A teoria mais consensual na família para a queda do apelido é a de que tenha havido algum estigma por parte do notário que fazia o registo. Terá o notário recomendado que não se desse o nome às crianças para não virem a ser estigmatizadas, numa época em que os ventos do anti-semitismo já tinham chegado a Portugal, ou terá simplesmente proibido o uso de um nome “estrangeiro” numa pequena vila do interior? Esse é um mistério que Isaac diz permanecer na família, embora não seja tema recorrente. O orgulho no nome Isaac, muito popular entre os judeus e que significa filho da alegria, é tanto que um dos netos de José Maria o exibe como nome próprio. “Também utilizo o nome Isaac muitas vezes como se fosse nome próprio, isto revela que não tenho qualquer problema com a minha origem”. “Há também quem diga que tenho o nariz grande e que isso é herança judia, acho graça”, remata José Maria.
A origem da família
É provável que a origem da família de Isaac se integre na comunidade judaica da zona da Covilhã, que foi desde o século XII e até início do século XX uma das maiores e mais importantes do país. Dedicava-se fundamentalmente ao comércio e ao artesanato, mas também às actividades agrícolas, tendo sido grande impulsionadora da indústria dos lanifícios. Grande parte dos judeus que hoje vivem em Portugal são descendentes dos que chegaram ao país nos princípios do século XIX, altura em que se deu um enfraquecimento da Inquisição e a consequente abolição em 1821.

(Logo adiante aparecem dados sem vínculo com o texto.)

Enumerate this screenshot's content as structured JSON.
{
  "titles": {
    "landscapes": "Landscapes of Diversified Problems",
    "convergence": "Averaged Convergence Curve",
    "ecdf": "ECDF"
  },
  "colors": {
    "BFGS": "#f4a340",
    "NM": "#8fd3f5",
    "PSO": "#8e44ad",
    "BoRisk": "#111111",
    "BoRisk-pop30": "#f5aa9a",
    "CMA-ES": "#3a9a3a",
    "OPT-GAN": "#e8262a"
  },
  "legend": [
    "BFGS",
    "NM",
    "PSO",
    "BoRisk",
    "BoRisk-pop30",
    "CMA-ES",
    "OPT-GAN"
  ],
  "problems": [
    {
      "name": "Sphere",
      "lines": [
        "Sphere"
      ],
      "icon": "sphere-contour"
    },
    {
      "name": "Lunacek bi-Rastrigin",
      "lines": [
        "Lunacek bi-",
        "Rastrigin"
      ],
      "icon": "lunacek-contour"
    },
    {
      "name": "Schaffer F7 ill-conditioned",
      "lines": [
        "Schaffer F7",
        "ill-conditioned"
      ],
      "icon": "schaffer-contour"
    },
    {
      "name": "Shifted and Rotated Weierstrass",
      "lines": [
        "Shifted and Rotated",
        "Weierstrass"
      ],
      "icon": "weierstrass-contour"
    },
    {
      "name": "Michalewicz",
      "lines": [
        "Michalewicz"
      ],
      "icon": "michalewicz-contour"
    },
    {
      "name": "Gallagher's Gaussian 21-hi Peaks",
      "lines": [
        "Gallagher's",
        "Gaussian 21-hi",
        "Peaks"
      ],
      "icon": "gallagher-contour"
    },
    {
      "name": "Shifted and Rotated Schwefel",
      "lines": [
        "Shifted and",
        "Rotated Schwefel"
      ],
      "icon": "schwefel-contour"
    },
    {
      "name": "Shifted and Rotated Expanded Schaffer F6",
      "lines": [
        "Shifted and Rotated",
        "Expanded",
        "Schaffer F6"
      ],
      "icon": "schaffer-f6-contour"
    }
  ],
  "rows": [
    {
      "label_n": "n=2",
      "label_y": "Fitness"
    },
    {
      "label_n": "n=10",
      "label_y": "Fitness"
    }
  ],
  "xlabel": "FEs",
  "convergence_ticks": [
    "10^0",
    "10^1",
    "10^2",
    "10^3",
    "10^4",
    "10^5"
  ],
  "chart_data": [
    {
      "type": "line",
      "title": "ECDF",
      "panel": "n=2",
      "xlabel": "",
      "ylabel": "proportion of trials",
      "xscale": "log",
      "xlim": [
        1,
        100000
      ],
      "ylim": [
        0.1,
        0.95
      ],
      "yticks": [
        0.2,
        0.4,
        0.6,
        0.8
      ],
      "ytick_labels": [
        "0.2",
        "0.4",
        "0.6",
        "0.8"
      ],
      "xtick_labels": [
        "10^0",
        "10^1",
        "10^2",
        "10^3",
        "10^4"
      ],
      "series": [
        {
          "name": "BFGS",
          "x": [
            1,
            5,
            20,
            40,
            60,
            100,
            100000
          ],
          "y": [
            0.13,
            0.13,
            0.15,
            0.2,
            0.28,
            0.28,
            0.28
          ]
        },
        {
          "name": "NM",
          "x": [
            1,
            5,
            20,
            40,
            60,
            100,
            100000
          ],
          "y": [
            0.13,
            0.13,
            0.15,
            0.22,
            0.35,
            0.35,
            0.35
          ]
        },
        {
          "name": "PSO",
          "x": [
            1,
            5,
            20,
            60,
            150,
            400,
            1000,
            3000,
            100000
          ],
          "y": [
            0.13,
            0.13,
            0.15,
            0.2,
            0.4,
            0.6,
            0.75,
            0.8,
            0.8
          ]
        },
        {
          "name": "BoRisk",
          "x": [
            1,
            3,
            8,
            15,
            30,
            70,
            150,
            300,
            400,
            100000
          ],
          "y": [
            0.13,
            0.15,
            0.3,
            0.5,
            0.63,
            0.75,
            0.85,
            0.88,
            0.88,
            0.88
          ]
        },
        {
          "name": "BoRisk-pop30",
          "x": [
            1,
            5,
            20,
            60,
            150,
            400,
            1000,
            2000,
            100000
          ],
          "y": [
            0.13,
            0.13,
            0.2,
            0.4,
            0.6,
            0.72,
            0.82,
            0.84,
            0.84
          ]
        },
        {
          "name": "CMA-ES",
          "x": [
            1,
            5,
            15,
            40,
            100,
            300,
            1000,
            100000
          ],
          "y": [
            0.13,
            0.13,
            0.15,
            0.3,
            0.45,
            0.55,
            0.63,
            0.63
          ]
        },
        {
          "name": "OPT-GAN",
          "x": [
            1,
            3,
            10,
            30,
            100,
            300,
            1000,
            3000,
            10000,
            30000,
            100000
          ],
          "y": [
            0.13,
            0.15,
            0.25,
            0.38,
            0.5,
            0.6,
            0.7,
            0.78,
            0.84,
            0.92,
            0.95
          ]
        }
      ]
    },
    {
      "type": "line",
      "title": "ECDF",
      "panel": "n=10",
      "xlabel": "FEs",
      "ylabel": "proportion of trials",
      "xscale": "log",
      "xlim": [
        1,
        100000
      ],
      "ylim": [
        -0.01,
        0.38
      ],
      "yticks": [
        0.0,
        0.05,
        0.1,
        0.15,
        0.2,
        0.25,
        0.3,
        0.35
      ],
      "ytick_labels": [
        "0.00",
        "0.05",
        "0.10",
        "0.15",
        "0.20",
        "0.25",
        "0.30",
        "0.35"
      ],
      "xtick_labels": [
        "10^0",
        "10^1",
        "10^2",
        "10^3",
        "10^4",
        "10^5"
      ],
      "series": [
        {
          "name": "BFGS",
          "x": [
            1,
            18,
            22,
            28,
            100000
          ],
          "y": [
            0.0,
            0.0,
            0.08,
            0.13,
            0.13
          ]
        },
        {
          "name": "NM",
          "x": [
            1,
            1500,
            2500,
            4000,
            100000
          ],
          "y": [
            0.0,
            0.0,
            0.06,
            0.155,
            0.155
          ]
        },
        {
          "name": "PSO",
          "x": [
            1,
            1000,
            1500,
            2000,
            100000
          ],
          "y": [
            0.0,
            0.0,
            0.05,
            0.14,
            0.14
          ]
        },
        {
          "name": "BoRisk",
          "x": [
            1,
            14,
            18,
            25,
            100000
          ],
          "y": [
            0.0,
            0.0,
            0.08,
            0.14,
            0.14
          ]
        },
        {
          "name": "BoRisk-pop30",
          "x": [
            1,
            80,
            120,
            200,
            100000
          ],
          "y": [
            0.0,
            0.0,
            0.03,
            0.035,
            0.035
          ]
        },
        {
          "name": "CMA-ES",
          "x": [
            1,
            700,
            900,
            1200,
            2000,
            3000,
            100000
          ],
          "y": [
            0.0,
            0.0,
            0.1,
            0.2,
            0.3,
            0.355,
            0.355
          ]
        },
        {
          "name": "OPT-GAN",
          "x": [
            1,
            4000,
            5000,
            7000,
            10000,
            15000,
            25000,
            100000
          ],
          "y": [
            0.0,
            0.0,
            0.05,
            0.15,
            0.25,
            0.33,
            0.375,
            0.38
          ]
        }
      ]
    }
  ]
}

Direitos Humanos são mote para as comemorações do Holocausto
O Dia Internacional em Memória das Vítimas do Holocausto assinala-se a 27 de Janeiro e, um mês depois da comemoração dos 70 anos da Declaração Universal dos Direitos do Homem, tem como tema escolhido pela Organização das Nações Unidas (ONU) a reflexão sobre a defesa dos Direitos Humanos de todos os que foram vítimas desse capítulo negro da história.
O genocídio levado a cabo pela Alemanha nazi teve como vítimas os opositores ao regime, deficientes físicos e mentais, homossexuais, ciganos, mas sobretudo judeus. Cerca de seis milhões foram exterminados nos diversos campos de concentração, principalmente na Polónia e na Alemanha. Foi nessa altura, década de 40 do século XX, que muitos judeus acabaram por chegar a Portugal pela mão do prestigiado diplomata português Aristides de Sousa Mendes (cônsul de Portugal em França), que salvou 30.000 vidas do Holocausto, emitindo vistos e desobedecendo às ordens impostas por Salazar.
A 27 de Janeiro de 1945 teve lugar a libertação de Auschwitz, principal campo de concentração nazi, localizado na Polónia, pelas tropas da União Soviética. O Dia Internacional em Memória das Vítimas do Holocausto foi criado por acção da Assembleia Geral das Nações Unidas a 1 de Dezembro de 2005.